Дедушка поклонился и стал облачаться, только просил, чтобы с него петли уже и не снимали, на тот конец, чтобы все-таки оправдание было.
- Так он и венчал их в петле?
- Так и венчал: впереди вокруг налою гайдук идет и деда ведет на обрывке, а он молодых ведет за руки.
- Что же - значит, дед ваш сделал дело невеликодушное.
- Чем-с?
- Способствовал насилию: вы же сами говорите, что невеста была взята насильно.
- Да разумеется, только ведь это дело-то, государь мой, все под петлей шло. Ишь вы, захотели еще при наших порядках геройства! Героев, сударь, вообще на свет родится не много, да много-то их и не нужно, а особенно на Руси их не требуется. У нас ведь их не жалуют. И знаете, через что?.. Хлопотно с ними. Право. Вот посмотри, например, на нас теперь откуда-нибудь честные люди - могут сказать, зачем это здесь все в карты играют, а не занимаются чем-нибудь серьезным; а займись-ка серьезностью - скажут: что это они засерьезкичали: о чем закручинились? Послать-ка к ним того, другого да третьего, разогнать им кручину... Ну их совсем, лучше шлепай картой да шлепай - покойнее. Или все говорят: мало правды на свете. И оно точно: ее мало. А начли-ка иному правдолюбцу всю правду-то сказывать, так он и слушать не станет, да еще "беспокойным" прозовет. Оттого и нет правды... А что до духовенства, то попишки наши, конечно, худы, но, поверьте, они по нашему времени такие и надобны. И это не от крови, а от тьмы века сего - от духов злобы поднебесной. Были бы у нас и не такие попы, да... говорить только не хочется. А то я, не выходя вот из этой же самой семейной моей, так сказать, хроники, имею тому доказательство, что попики с огоньком у нас бывали и есть, но только они нам не годятся, и ждет их конец часто бедственный.
Это касается родного брата моего отца и моего дяди, тоже сельского священника той же губернии, откуда все мы родом, а начало тому делу восходит к двенацатому году.

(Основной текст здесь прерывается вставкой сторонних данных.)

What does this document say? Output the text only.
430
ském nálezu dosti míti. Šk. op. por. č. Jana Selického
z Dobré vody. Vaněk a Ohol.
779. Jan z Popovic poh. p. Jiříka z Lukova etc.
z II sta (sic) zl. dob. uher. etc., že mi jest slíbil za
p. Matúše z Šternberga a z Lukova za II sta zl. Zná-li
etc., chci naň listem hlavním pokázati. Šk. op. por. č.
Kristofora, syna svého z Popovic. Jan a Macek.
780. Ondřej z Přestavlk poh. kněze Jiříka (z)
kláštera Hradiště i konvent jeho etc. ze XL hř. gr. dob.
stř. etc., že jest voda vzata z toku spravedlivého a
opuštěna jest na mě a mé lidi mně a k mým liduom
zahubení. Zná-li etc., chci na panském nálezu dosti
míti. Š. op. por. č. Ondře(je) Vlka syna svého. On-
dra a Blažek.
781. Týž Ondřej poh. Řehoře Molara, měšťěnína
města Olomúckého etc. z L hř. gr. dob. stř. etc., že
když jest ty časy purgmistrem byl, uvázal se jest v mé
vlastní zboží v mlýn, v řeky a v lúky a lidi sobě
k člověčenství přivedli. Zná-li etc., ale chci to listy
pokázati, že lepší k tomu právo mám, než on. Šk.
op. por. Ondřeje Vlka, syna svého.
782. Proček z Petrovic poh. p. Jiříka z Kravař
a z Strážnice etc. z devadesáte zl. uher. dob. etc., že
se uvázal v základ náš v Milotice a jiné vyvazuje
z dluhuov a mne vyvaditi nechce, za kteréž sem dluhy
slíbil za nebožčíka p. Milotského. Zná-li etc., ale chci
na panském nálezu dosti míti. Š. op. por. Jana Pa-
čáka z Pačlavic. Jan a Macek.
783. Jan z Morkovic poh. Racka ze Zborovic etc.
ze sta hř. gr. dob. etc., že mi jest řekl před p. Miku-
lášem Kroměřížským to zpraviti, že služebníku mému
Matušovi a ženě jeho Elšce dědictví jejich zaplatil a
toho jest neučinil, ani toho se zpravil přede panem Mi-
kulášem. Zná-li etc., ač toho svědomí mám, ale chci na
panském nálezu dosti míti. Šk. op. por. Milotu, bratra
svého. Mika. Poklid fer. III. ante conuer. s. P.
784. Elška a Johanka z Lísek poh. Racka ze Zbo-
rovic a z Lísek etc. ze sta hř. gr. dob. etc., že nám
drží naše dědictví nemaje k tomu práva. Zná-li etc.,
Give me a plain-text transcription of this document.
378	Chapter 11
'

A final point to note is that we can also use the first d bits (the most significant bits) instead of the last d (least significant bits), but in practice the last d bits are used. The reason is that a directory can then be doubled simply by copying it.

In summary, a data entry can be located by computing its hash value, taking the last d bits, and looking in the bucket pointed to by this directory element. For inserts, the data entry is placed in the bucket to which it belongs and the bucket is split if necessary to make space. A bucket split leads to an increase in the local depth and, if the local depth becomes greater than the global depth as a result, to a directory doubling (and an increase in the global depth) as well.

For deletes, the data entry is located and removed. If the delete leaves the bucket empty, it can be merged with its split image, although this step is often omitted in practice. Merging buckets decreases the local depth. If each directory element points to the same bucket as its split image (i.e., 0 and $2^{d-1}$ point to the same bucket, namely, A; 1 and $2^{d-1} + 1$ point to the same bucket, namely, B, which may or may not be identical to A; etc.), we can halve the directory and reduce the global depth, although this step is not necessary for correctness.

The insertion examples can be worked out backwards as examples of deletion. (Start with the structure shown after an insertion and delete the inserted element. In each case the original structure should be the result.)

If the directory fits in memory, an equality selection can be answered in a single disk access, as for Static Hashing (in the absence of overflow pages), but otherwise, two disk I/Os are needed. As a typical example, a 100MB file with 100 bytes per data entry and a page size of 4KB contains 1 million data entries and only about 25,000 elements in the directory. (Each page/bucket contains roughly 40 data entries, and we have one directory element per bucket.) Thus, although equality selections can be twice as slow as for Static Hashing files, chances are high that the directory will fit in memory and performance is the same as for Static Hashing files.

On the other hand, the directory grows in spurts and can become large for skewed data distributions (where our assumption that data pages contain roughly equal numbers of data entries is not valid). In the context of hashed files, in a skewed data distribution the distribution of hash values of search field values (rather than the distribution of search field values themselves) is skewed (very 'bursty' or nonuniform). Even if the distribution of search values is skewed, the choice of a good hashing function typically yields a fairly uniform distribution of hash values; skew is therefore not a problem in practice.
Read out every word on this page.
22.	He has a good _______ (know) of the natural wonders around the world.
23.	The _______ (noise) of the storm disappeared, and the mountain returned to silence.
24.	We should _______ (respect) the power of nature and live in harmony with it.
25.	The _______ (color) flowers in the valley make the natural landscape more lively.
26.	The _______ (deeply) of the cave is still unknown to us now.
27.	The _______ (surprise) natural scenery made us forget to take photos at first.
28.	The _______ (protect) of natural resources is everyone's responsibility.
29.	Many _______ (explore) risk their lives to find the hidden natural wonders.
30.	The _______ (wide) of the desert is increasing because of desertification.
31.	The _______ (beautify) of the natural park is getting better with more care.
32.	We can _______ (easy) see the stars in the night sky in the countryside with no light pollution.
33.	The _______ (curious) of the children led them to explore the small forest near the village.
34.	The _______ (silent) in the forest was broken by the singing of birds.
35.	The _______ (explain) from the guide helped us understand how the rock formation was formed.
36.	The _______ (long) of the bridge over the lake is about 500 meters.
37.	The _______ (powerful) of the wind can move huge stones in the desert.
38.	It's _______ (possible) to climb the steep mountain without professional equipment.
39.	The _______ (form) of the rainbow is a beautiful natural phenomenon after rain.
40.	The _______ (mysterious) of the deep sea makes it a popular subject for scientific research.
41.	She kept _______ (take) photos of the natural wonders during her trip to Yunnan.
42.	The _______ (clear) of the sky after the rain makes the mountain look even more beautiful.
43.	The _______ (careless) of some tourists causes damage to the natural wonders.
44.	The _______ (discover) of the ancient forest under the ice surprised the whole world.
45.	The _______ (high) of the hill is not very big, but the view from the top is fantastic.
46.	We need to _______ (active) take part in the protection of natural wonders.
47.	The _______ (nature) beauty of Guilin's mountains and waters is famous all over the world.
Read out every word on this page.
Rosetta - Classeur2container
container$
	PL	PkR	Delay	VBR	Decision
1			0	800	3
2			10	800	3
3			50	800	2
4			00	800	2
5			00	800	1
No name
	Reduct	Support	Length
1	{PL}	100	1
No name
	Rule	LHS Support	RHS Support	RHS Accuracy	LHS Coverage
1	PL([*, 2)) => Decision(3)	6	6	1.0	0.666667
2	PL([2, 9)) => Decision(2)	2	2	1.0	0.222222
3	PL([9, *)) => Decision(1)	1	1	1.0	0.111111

Дядюшка, отец Алексей, был старше моего отца и поступил на место того самого деда, который с веревкою на шее помещика венчал. А был он человек, по тогдашнему времени, нового поповского закала, что называлось, "платоновского" - разумеется, не по Платону-философу, а по митрополиту Платону Левшину, которым тогда по семинариям восторгалось немало пылких и благородных юношей и пламенно старались ему подражать в высоте мысли, в стойкости нрава, в достоинстве поведения и в благородстве чувств, да наставшая вскоре затем филаретовщина всех их свела и скорчила.
Вот такой был и дядя, от которого произошел на свет мой двоюродный брат, знаменитейший и самый благонамереннейший из наших нынешних тайнобрачных венчальников.
Священствовать дядя о. Алексей начал незадолго перед Отечественною войною, а в ту пору в одно село его прихода от французов прибежало из Москвы некое семейство чиновничье. Люди были бедные, беспристальные и бескровные - муж да жена с одним грудным сынишкой. Помещик, сын того же самого насильника Катерининых времен, почему-то знавал немножко этих можайских сирот и теперь, в их тяжкой беде, принял, но не на радость, а на новое горе. У чиновника жена была раскрасавица-красавица, из московского купеческого рода. Помещик чиновнику место где-то по карантинам достал, а жену у себя во флигелях поместил, да и воспользовался ее одиночеством. Не знаю уже, сталось это волею, или неволею, или своею охотою, а говорили только, будто она сделалась его добычею, хотя при этом всегда мужа любила.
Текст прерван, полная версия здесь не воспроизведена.